O grupo recém-criado de defesa de direitos "DeFlock Fairfax" exigiu ao Conselho de Supervisores do Condado a remoção das câmeras de vigilância da empresa "Flock Safety" operadas pelo departamento de polícia e o cancelamento do contrato do projeto, informou o veículo online Annandale Today.
Eles alertaram que o sistema, que coleta e registra as rotas de deslocamento de cidadãos comuns em tempo real sem mandado de busca, causa graves violações de direitos humanos e invasão de privacidade.
O DeFlock Fairfax realizará uma sessão informativa pública intitulada "O Caminho para a Vigilância em Massa: Os Malefícios das Câmeras de Vigilância por IA no Condado de Fairfax" no dia 22 (sábado), das 13h às 15h, na Igreja Batista Ravensworth (5100 Ravensworth Rd), localizada em Annandale. No evento, o grupo pretende alertar os moradores sobre os perigos das câmeras e discutir formas de reação.
O Departamento de Polícia do Condado de Fairfax (FCPD) implantou os equipamentos de reconhecimento de placas em campo a partir de 2023. Na época, a polícia enfatizou que a tecnologia traria uma ajuda revolucionária no rastreamento de criminosos violentos, bem como na localização de veículos roubados e na busca por pessoas desaparecidas ou em fuga.
No entanto, de acordo com um mapa elaborado pelo próprio grupo após investigações, o número de câmeras Flock em operação no condado já ultrapassa 100. Especialmente no Distrito de Mason e na região de Annandale, onde há grande concentração de comércio coreano, cerca de 30 unidades estão concentradas, mesmo levando-se em conta que são câmeras móveis.
Embora a polícia sustente a posição de que não utiliza esses dados para a repressão a imigrantes ilegais, a explicação do líder do DeFlock Fairfax, Matthew Lofgren, é diferente. Lofgren criticou: "A polícia de Fairfax compartilha as informações de placas coletadas com outras 168 agências investigativas de outras regiões, e algumas delas colaboram com o Serviço de Imigração e Controle de Aduanas (ICE)", acrescentando que "no fim das contas, trata-se de uma estrutura em que qualquer pessoa com permissão de acesso ao sistema Flock pode consultar livremente os registros de deslocamento dos cidadãos do condado".

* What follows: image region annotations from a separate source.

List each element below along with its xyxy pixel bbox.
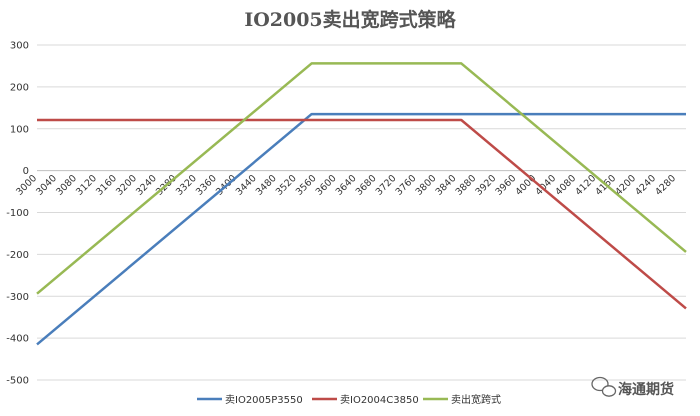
chart-title: IO2005卖出宽跨式策略: [244, 8, 456, 31]
x-tick-label: 4240: [633, 173, 658, 198]
legend-item-put: 卖IO2005P3550: [197, 394, 303, 406]
y-tick-label: -200: [6, 250, 29, 261]
x-axis-ticks: 3000304030803120316032003240328033203360…: [14, 173, 678, 198]
y-tick-label: 200: [10, 82, 29, 93]
x-tick-label: 3720: [374, 173, 399, 198]
legend-label-strangle: 卖出宽跨式: [451, 393, 501, 406]
x-tick-label: 3960: [494, 173, 519, 198]
x-tick-label: 3000: [14, 173, 39, 198]
x-tick-label: 3600: [314, 173, 339, 198]
y-tick-label: -100: [6, 208, 29, 219]
x-tick-label: 4080: [553, 173, 578, 198]
series-lines: [36, 62, 687, 346]
legend: 卖IO2005P3550 卖IO2004C3850 卖出宽跨式: [197, 393, 501, 406]
x-tick-label: 4280: [653, 173, 678, 198]
x-tick-label: 4040: [533, 173, 558, 198]
x-tick-label: 3800: [414, 173, 439, 198]
x-tick-label: 3640: [334, 173, 359, 198]
x-tick-label: 3120: [74, 173, 99, 198]
x-tick-label: 3520: [274, 173, 299, 198]
x-tick-label: 3760: [394, 173, 419, 198]
watermark: 海通期货: [591, 376, 674, 398]
wechat-logo-icon: [591, 376, 617, 397]
legend-label-put: 卖IO2005P3550: [225, 394, 303, 406]
x-tick-label: 4000: [513, 173, 538, 198]
x-tick-label: 3920: [474, 173, 499, 198]
legend-label-call: 卖IO2004C3850: [340, 394, 419, 406]
x-tick-label: 3040: [34, 173, 59, 198]
x-tick-label: 3880: [454, 173, 479, 198]
y-tick-label: -300: [6, 292, 29, 303]
x-tick-label: 3200: [114, 173, 139, 198]
legend-item-call: 卖IO2004C3850: [312, 394, 419, 406]
y-tick-label: 0: [23, 166, 29, 177]
series-line-2: [36, 62, 687, 295]
y-tick-label: -500: [6, 376, 29, 387]
y-axis-ticks: 300 200 100 0 -100 -200 -300 -400 -500: [6, 41, 29, 387]
watermark-text: 海通期货: [618, 381, 674, 398]
series-line-1: [37, 118, 687, 310]
x-tick-label: 3560: [294, 173, 319, 198]
x-tick-label: 3840: [434, 173, 459, 198]
y-tick-label: -400: [6, 334, 29, 345]
x-tick-label: 3680: [354, 173, 379, 198]
x-tick-label: 3160: [94, 173, 119, 198]
legend-item-strangle: 卖出宽跨式: [423, 393, 501, 406]
y-tick-label: 300: [10, 41, 29, 52]
x-tick-label: 3480: [254, 173, 279, 198]
x-tick-label: 3080: [54, 173, 79, 198]
series-line-0: [36, 112, 686, 346]
y-tick-label: 100: [10, 124, 29, 135]
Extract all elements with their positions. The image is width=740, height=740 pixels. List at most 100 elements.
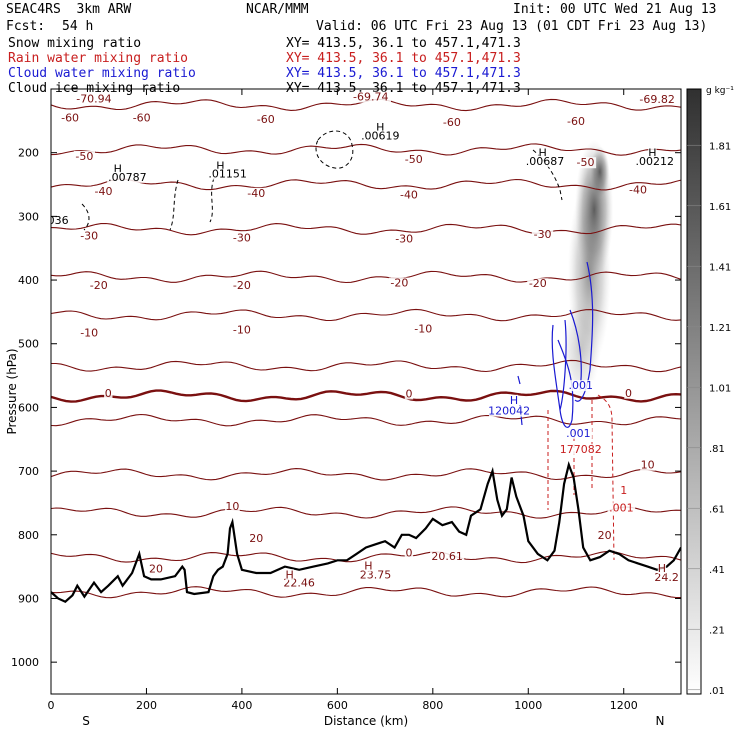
contour-label: -10: [233, 324, 251, 337]
field-rain-name: Rain water mixing ratio: [8, 51, 189, 66]
contour-label-bg: [78, 327, 100, 339]
contour-label-bg: [564, 427, 593, 439]
contour-label: -40: [400, 189, 418, 202]
contour-label-bg: [350, 91, 391, 103]
contour-label-bg: [113, 163, 123, 175]
contour-label: -50: [75, 150, 93, 163]
contour-label: .001: [569, 379, 594, 392]
isotherm-10: [51, 468, 681, 481]
contour-label: 10: [225, 500, 239, 513]
isotherm-20: [51, 550, 681, 564]
contour-label: .00687: [526, 155, 565, 168]
contour-label: -20: [90, 279, 108, 292]
colorbar-tick-label: .81: [709, 444, 725, 455]
contour-label-bg: [398, 189, 420, 201]
isotherm--40: [51, 178, 681, 191]
cloud-water-contour: [557, 339, 574, 428]
contour-label: -60: [61, 112, 79, 125]
cloud-water-contour: [574, 261, 594, 402]
contour-label: 1: [620, 484, 627, 497]
contour-label-bg: [88, 280, 110, 292]
isotherm--10: [51, 308, 681, 322]
y-tick-label: 800: [18, 529, 39, 542]
colorbar-tick-label: .61: [709, 504, 725, 515]
contour-label-bg: [148, 563, 164, 575]
contour-label: H: [376, 121, 384, 134]
contour-label: H: [510, 394, 518, 407]
contour-label-bg: [207, 168, 248, 180]
y-tick-label: 500: [18, 338, 39, 351]
plot-frame: [50, 88, 682, 695]
field-rain-xy: XY= 413.5, 36.1 to 457.1,471.3: [286, 51, 521, 66]
contour-label: -69.82: [639, 93, 674, 106]
contour-label: H: [648, 147, 656, 160]
contour-label: -40: [629, 184, 647, 197]
x-tick-label: 600: [327, 699, 348, 712]
contour-label: -10: [80, 326, 98, 339]
contour-label-bg: [619, 485, 628, 497]
contour-label: -50: [405, 153, 423, 166]
colorbar-tick-label: 1.61: [709, 202, 731, 213]
contour-label: 24.2: [654, 571, 679, 584]
valid-label: Valid: 06 UTC Fri 23 Aug 13 (01 CDT Fri …: [316, 19, 708, 34]
contour-label: 23.75: [360, 568, 392, 581]
contour-label: -69.74: [353, 91, 388, 104]
contour-label: -30: [80, 229, 98, 242]
contour-label: -30: [395, 233, 413, 246]
contour-label-bg: [107, 171, 148, 183]
contour-label: .00787: [108, 171, 147, 184]
contour-label-bg: [430, 550, 465, 562]
contour-label-bg: [364, 560, 373, 572]
x-tick-label: 400: [231, 699, 252, 712]
contour-label: -20: [390, 277, 408, 290]
contour-label-bg: [131, 112, 153, 124]
y-tick-label: 900: [18, 592, 39, 605]
contour-label-bg: [652, 571, 681, 583]
contour-label-bg: [404, 388, 414, 400]
y-tick-label: 1000: [11, 656, 39, 669]
contour-label-bg: [231, 232, 253, 244]
contour-label: .001: [566, 427, 591, 440]
contour-label-bg: [78, 230, 100, 242]
colorbar-tick-label: 1.41: [709, 262, 731, 273]
contour-label: -10: [414, 322, 432, 335]
contour-label-bg: [282, 577, 317, 589]
contour-label: -30: [233, 231, 251, 244]
contour-label: .00212: [636, 155, 675, 168]
contour-label-bg: [640, 459, 655, 471]
field-cloudwater-xy: XY= 413.5, 36.1 to 457.1,471.3: [286, 66, 521, 81]
contour-label: -60: [257, 113, 275, 126]
contour-label: 177082: [560, 443, 602, 456]
x-tick-label: 800: [422, 699, 443, 712]
contour-label: .001: [609, 501, 634, 514]
colorbar-tick-label: .41: [709, 565, 725, 576]
isotherm--20: [51, 270, 681, 284]
contour-label: 20: [249, 532, 263, 545]
contour-label-bg: [104, 387, 113, 399]
contour-label: -20: [233, 279, 251, 292]
colorbar-tick-label: 1.81: [709, 141, 731, 152]
contour-label-bg: [648, 147, 657, 159]
contour-label-bg: [657, 562, 667, 574]
y-tick-label: 600: [18, 401, 39, 414]
field-cloudwater-name: Cloud water mixing ratio: [8, 66, 196, 81]
org-label: NCAR/MMM: [246, 2, 309, 17]
field-snow-name: Snow mixing ratio: [8, 36, 142, 51]
contour-label-bg: [597, 529, 613, 541]
contour-label: -20: [529, 277, 547, 290]
isotherm-10: [51, 506, 681, 519]
contour-label-bg: [524, 155, 566, 167]
contour-label: H: [658, 562, 666, 575]
colorbar-unit: g kg⁻¹: [706, 86, 734, 96]
colorbar-tick-label: .01: [709, 686, 725, 697]
contour-label-bg: [531, 229, 554, 241]
cloud-ice-contour: [169, 179, 179, 231]
y-tick-label: 700: [18, 465, 39, 478]
contour-label: -40: [95, 185, 113, 198]
contour-label-bg: [403, 154, 425, 166]
contour-label-bg: [636, 94, 678, 106]
contour-label-bg: [224, 501, 240, 513]
contour-label-bg: [393, 233, 415, 245]
contour-label: -60: [443, 116, 461, 129]
contour-label-bg: [231, 324, 253, 336]
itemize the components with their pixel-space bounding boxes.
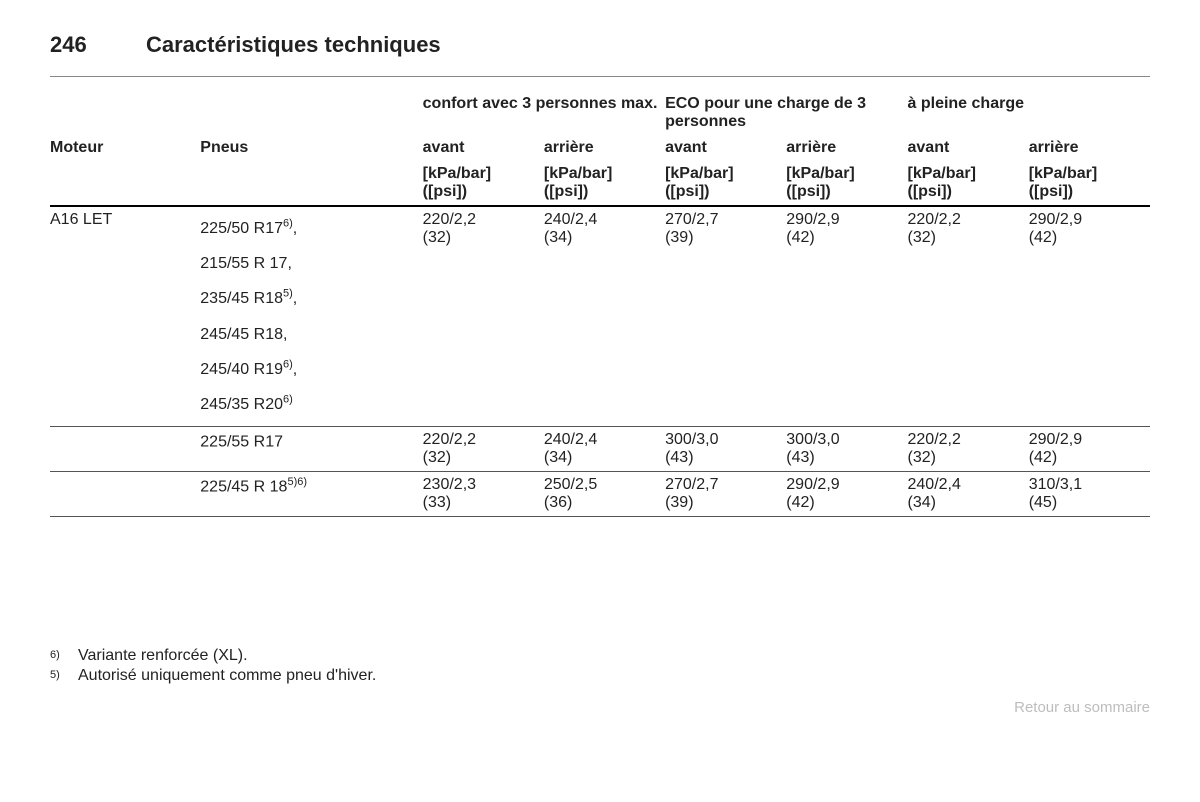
group-header: à pleine charge bbox=[908, 91, 1151, 135]
pressure-cell: 290/2,9(42) bbox=[786, 206, 907, 427]
back-to-toc-link[interactable]: Retour au sommaire bbox=[50, 699, 1150, 716]
pressure-cell: 300/3,0(43) bbox=[665, 427, 786, 472]
footnote-text: Variante renforcée (XL). bbox=[78, 647, 248, 665]
col-engine: Moteur bbox=[50, 135, 200, 161]
pressure-cell: 270/2,7(39) bbox=[665, 206, 786, 427]
footnote: 5) Autorisé uniquement comme pneu d'hive… bbox=[50, 667, 1150, 685]
unit-cell: [kPa/bar]([psi]) bbox=[908, 161, 1029, 206]
table-row: A16 LET 225/50 R176), 215/55 R 17, 235/4… bbox=[50, 206, 1150, 427]
unit-cell: [kPa/bar]([psi]) bbox=[544, 161, 665, 206]
tire-cell: 225/45 R 185)6) bbox=[200, 472, 422, 517]
unit-cell: [kPa/bar]([psi]) bbox=[1029, 161, 1150, 206]
pressure-cell: 220/2,2(32) bbox=[423, 206, 544, 427]
unit-cell: [kPa/bar]([psi]) bbox=[665, 161, 786, 206]
col-rear: arrière bbox=[1029, 135, 1150, 161]
group-header: ECO pour une charge de 3 personnes bbox=[665, 91, 907, 135]
col-tires: Pneus bbox=[200, 135, 422, 161]
pressure-cell: 220/2,2(32) bbox=[908, 427, 1029, 472]
pressure-cell: 240/2,4(34) bbox=[908, 472, 1029, 517]
page-number: 246 bbox=[50, 32, 146, 58]
table-row: 225/55 R17 220/2,2(32) 240/2,4(34) 300/3… bbox=[50, 427, 1150, 472]
footnote-mark: 6) bbox=[50, 647, 78, 661]
pressure-cell: 250/2,5(36) bbox=[544, 472, 665, 517]
unit-cell: [kPa/bar]([psi]) bbox=[786, 161, 907, 206]
unit-cell: [kPa/bar]([psi]) bbox=[423, 161, 544, 206]
group-header: confort avec 3 personnes max. bbox=[423, 91, 665, 135]
pressure-cell: 310/3,1(45) bbox=[1029, 472, 1150, 517]
footnote-mark: 5) bbox=[50, 667, 78, 681]
pressure-cell: 290/2,9(42) bbox=[1029, 206, 1150, 427]
group-header-row: confort avec 3 personnes max. ECO pour u… bbox=[50, 91, 1150, 135]
col-front: avant bbox=[665, 135, 786, 161]
col-rear: arrière bbox=[786, 135, 907, 161]
sub-header-row: Moteur Pneus avant arrière avant arrière… bbox=[50, 135, 1150, 161]
col-front: avant bbox=[423, 135, 544, 161]
engine-cell: A16 LET bbox=[50, 206, 200, 427]
col-front: avant bbox=[908, 135, 1029, 161]
pressure-cell: 220/2,2(32) bbox=[423, 427, 544, 472]
pressure-cell: 220/2,2(32) bbox=[908, 206, 1029, 427]
page-title: Caractéristiques techniques bbox=[146, 32, 441, 58]
footnote: 6) Variante renforcée (XL). bbox=[50, 647, 1150, 665]
pressure-cell: 300/3,0(43) bbox=[786, 427, 907, 472]
table-row: 225/45 R 185)6) 230/2,3(33) 250/2,5(36) … bbox=[50, 472, 1150, 517]
page-header: 246 Caractéristiques techniques bbox=[50, 32, 1150, 58]
header-rule bbox=[50, 76, 1150, 77]
pressure-cell: 270/2,7(39) bbox=[665, 472, 786, 517]
unit-header-row: [kPa/bar]([psi]) [kPa/bar]([psi]) [kPa/b… bbox=[50, 161, 1150, 206]
pressure-cell: 240/2,4(34) bbox=[544, 427, 665, 472]
pressure-cell: 240/2,4(34) bbox=[544, 206, 665, 427]
page: 246 Caractéristiques techniques confort … bbox=[0, 0, 1200, 736]
pressure-cell: 290/2,9(42) bbox=[786, 472, 907, 517]
pressure-cell: 290/2,9(42) bbox=[1029, 427, 1150, 472]
col-rear: arrière bbox=[544, 135, 665, 161]
footnotes: 6) Variante renforcée (XL). 5) Autorisé … bbox=[50, 647, 1150, 685]
footnote-text: Autorisé uniquement comme pneu d'hiver. bbox=[78, 667, 376, 685]
spec-table: confort avec 3 personnes max. ECO pour u… bbox=[50, 91, 1150, 517]
pressure-cell: 230/2,3(33) bbox=[423, 472, 544, 517]
tire-cell: 225/55 R17 bbox=[200, 427, 422, 472]
tire-cell: 225/50 R176), 215/55 R 17, 235/45 R185),… bbox=[200, 206, 422, 427]
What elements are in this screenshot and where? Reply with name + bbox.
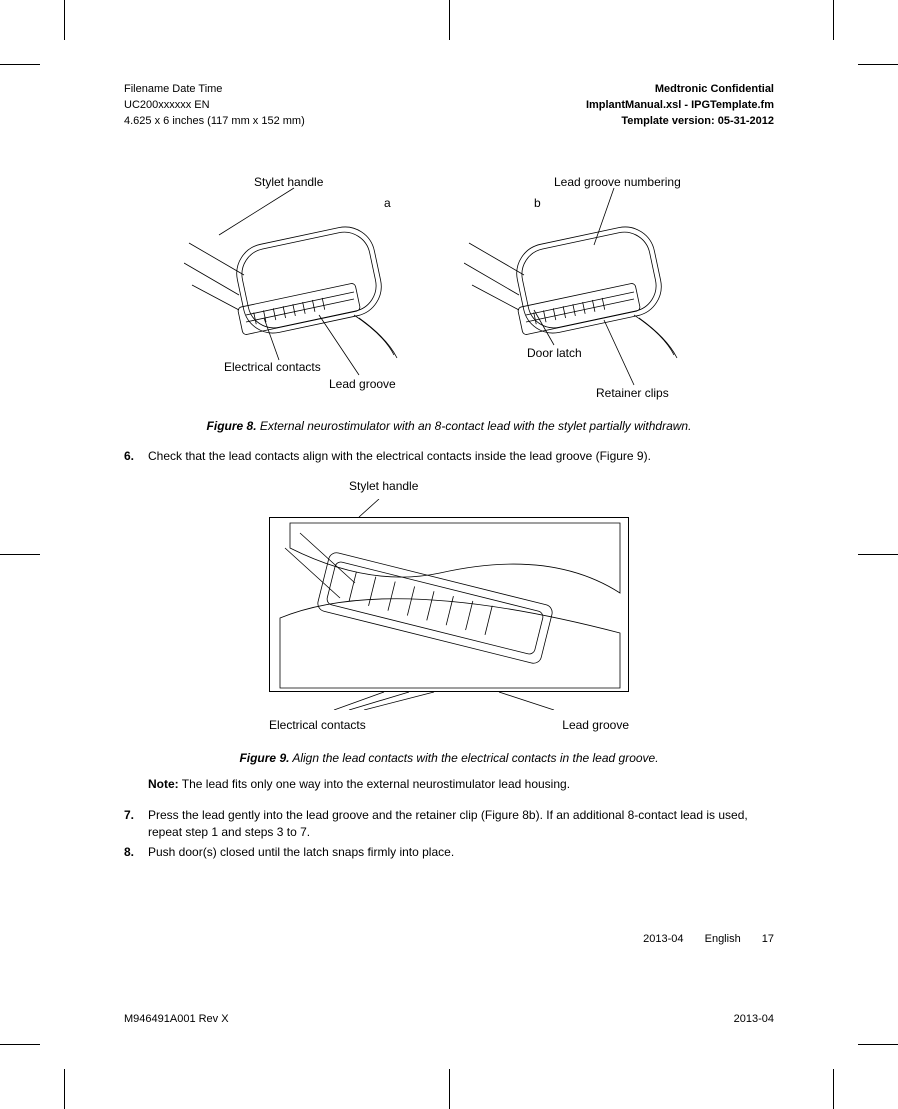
figure9: Stylet handle — [124, 479, 774, 732]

Brechas institucionais também são apontadas como um problema. Embora a legislação da Virgínia promulgada em 2025 estipule prazos para a retenção de dados, as informações coletadas por LPR estão isentas da Lei de Liberdade de Informação (FOIA) do estado, o que significa que não há nenhuma maneira externa de fiscalizar o que a polícia faz com essas informações.
Em nível nacional, a oposição também vem crescendo com relatos de casos em que informações de LPR foram utilizadas indevidamente para perseguir ex-namoradas, vigiar manifestantes e para abusos pessoais por parte de policiais. De fato, os departamentos de polícia de Los Angeles e Denver suspenderam seus contratos com a Flock este ano após controvérsias sobre invasão de privacidade. Na própria Virgínia, vários governos locais, como Charlottesville, Harrisonburg, Warrenton e Staunton, já cancelaram os contratos ou estão considerando a remoção.
O DeFlock Fairfax afirmou: "Mesmo vendo o exemplo da cidade de Atlanta, que adotou 15 mil câmeras, a taxa de resolução de crimes não se tornou mais rápida", e pretende continuar os esforços para persuadir os políticos do condado a removerem imediatamente as câmeras.